Business · College · Wed Jan 13 2021

Answered on

a) The total cost to produce 100 cookies using the average total cost is calculated as follows: ATC (Average Total Cost) = Total Cost / Quantity $0.25 = Total Cost / 100 Total Cost = $0.25 * 100 Total Cost = $25

b) To find the total cost to produce 50 cookies, we need to understand that the average total cost (ATC) given at 100 cookies might not be the same when producing 50 cookies due to fixed costs that do not change with the level of output. However, we know that the marginal cost (MC) is constant at $0.10 per cookie. This implies that the cost to produce one more cookie is always $0.10, regardless of how many cookies are already produced.

Unfortunately, with the given information, we cannot accurately calculate the total cost for 50 cookies without knowing how the ATC behaves as the quantity changes (if there are fixed costs involved and what they might be). In typical scenarios, the ATC would decrease as quantity increases up to a certain point because fixed costs would be spread over more units.

However, if we assume that the MC is the same as the ATC at 50 cookies (which is not necessarily a valid assumption because ATC generally includes fixed and variable costs while MC typically refers to variable costs alone), we might use it as an estimate for the ATC at 50 cookies. Using this assumption, we can do the following calculation (just for the sake of exercise, but please note this may not reflect reality):

ATC at 50 cookies (assumed) = MC = $0.10 per cookie Total Cost for 50 cookies = ATC at 50 cookies * Quantity Total Cost for 50 cookies = $0.10 * 50 Total Cost for 50 cookies = $5

This simplistic approach gives us an estimate, but in reality, the actual total cost to produce 50 cookies would likely be different due to the presence of fixed and variable costs.

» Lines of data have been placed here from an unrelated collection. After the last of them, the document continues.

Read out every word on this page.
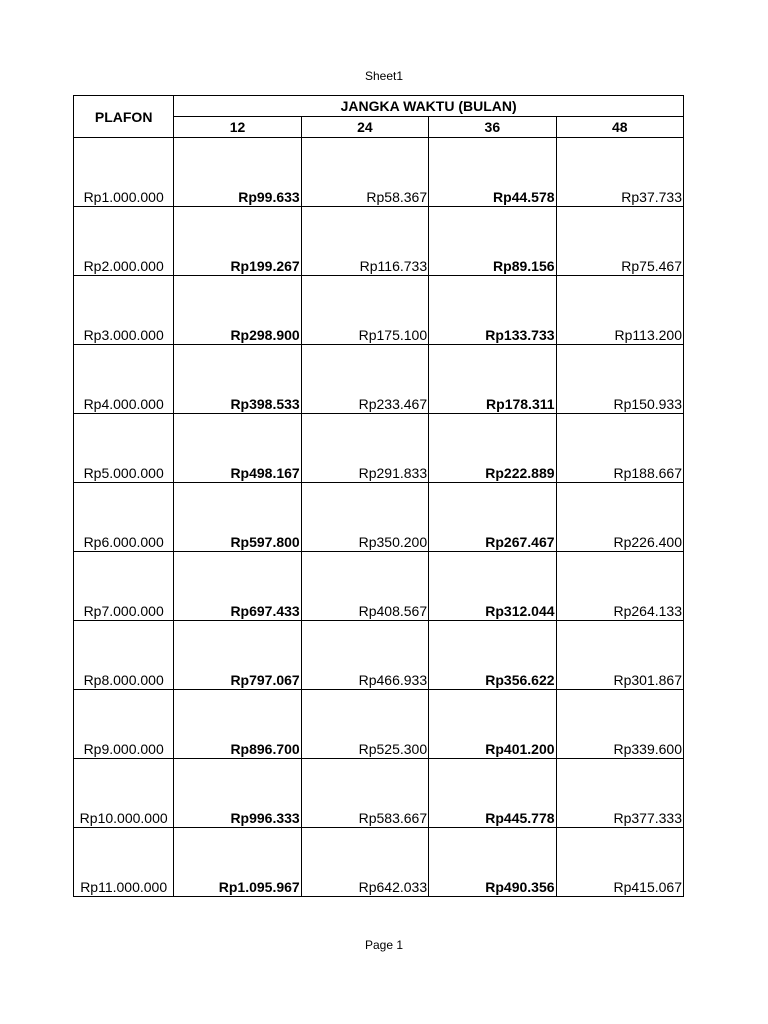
Sheet1
PLAFON	JANGKA WAKTU (BULAN)			
	12	24	36	48
Rp1.000.000	Rp99.633	Rp58.367	Rp44.578	Rp37.733
Rp2.000.000	Rp199.267	Rp116.733	Rp89.156	Rp75.467
Rp3.000.000	Rp298.900	Rp175.100	Rp133.733	Rp113.200
Rp4.000.000	Rp398.533	Rp233.467	Rp178.311	Rp150.933
Rp5.000.000	Rp498.167	Rp291.833	Rp222.889	Rp188.667
Rp6.000.000	Rp597.800	Rp350.200	Rp267.467	Rp226.400
Rp7.000.000	Rp697.433	Rp408.567	Rp312.044	Rp264.133
Rp8.000.000	Rp797.067	Rp466.933	Rp356.622	Rp301.867
Rp9.000.000	Rp896.700	Rp525.300	Rp401.200	Rp339.600
Rp10.000.000	Rp996.333	Rp583.667	Rp445.778	Rp377.333
Rp11.000.000	Rp1.095.967	Rp642.033	Rp490.356	Rp415.067
Page 1
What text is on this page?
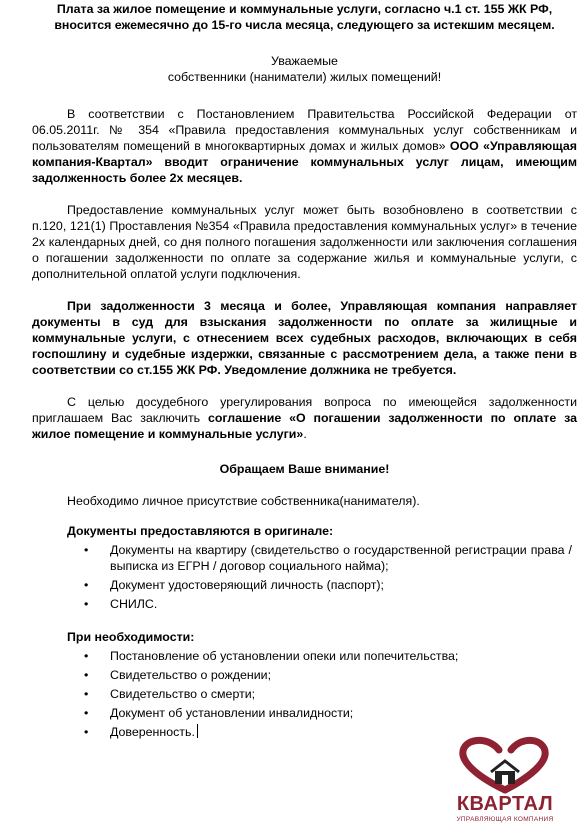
Плата за жилое помещение и коммунальные услуги, согласно ч.1 ст. 155 ЖК РФ,
вносится ежемесячно до 15-го числа месяца, следующего за истекшим месяцем.
Уважаемые
собственники (наниматели) жилых помещений!

В соответствии с Постановлением Правительства Российской Федерации от 06.05.2011г. № 354 «Правила предоставления коммунальных услуг собственникам и пользователям помещений в многоквартирных домах и жилых домов» ООО «Управляющая компания-Квартал» вводит ограничение коммунальных услуг лицам, имеющим задолженность более 2х месяцев.

Предоставление коммунальных услуг может быть возобновлено в соответствии с п.120, 121(1) Проставления №354 «Правила предоставления коммунальных услуг» в течение 2х календарных дней, со дня полного погашения задолженности или заключения соглашения о погашении задолженности по оплате за содержание жилья и коммунальные услуги, с дополнительной оплатой услуги подключения.

При задолженности 3 месяца и более, Управляющая компания направляет документы в суд для взыскания задолженности по оплате за жилищные и коммунальные услуги, с отнесением всех судебных расходов, включающих в себя госпошлину и судебные издержки, связанные с рассмотрением дела, а также пени в соответствии со ст.155 ЖК РФ. Уведомление должника не требуется.

С целью досудебного урегулирования вопроса по имеющейся задолженности приглашаем Вас заключить соглашение «О погашении задолженности по оплате за жилое помещение и коммунальные услуги».

Обращаем Ваше внимание!
Необходимо личное присутствие собственника(нанимателя).
Документы предоставляются в оригинале:
• Документы на квартиру (свидетельство о государственной регистрации права / выписка из ЕГРН / договор социального найма);
• Документ удостоверяющий личность (паспорт);
• СНИЛС.
При необходимости:
• Постановление об установлении опеки или попечительства;
• Свидетельство о рождении;
• Свидетельство о смерти;
• Документ об установлении инвалидности;
• Доверенность.
КВАРТАЛ
УПРАВЛЯЮЩАЯ КОМПАНИЯ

Extra: Let's delve into some of the concepts on this subject matter:

1. Average Total Cost (ATC): This is the total cost per unit of output. It is calculated by dividing the total cost (TC) by the quantity (Q) of output produced. It includes all costs, both fixed and variable. As more units are produced, ATC typically decreases because fixed costs are spread over more units; however, it might start to increase if variable costs increase substantially at higher levels of production due to diminishing returns.

2. Marginal Cost (MC): This is the cost of producing one additional unit of output. It is the change in total cost (ΔTC) divided by the change in quantity (ΔQ). In the scenario you provided, the MC is constant, which is not typical in production as usually MC will change with the level of output due to factors like increased efficiency or the need to employ more expensive resources as production ramps up.

3. Total Cost (TC): This is the sum of all costs a company incurs to produce a certain quantity of goods or services. It includes both fixed costs (costs that do not change with the level of production, like rent or salaries) and variable costs (costs that vary directly with the level of production, like raw materials).

4. Fixed Costs (FC): These are costs that do not change with output in the short term. Examples include leases, salaries of permanent staff, and insurance.

5. Variable Costs (VC): These are costs that vary directly with the level of production, such as raw materials, direct labor, and utilities related to production.

Understanding these concepts can help one make better financial decisions in both personal contexts and within a business framework.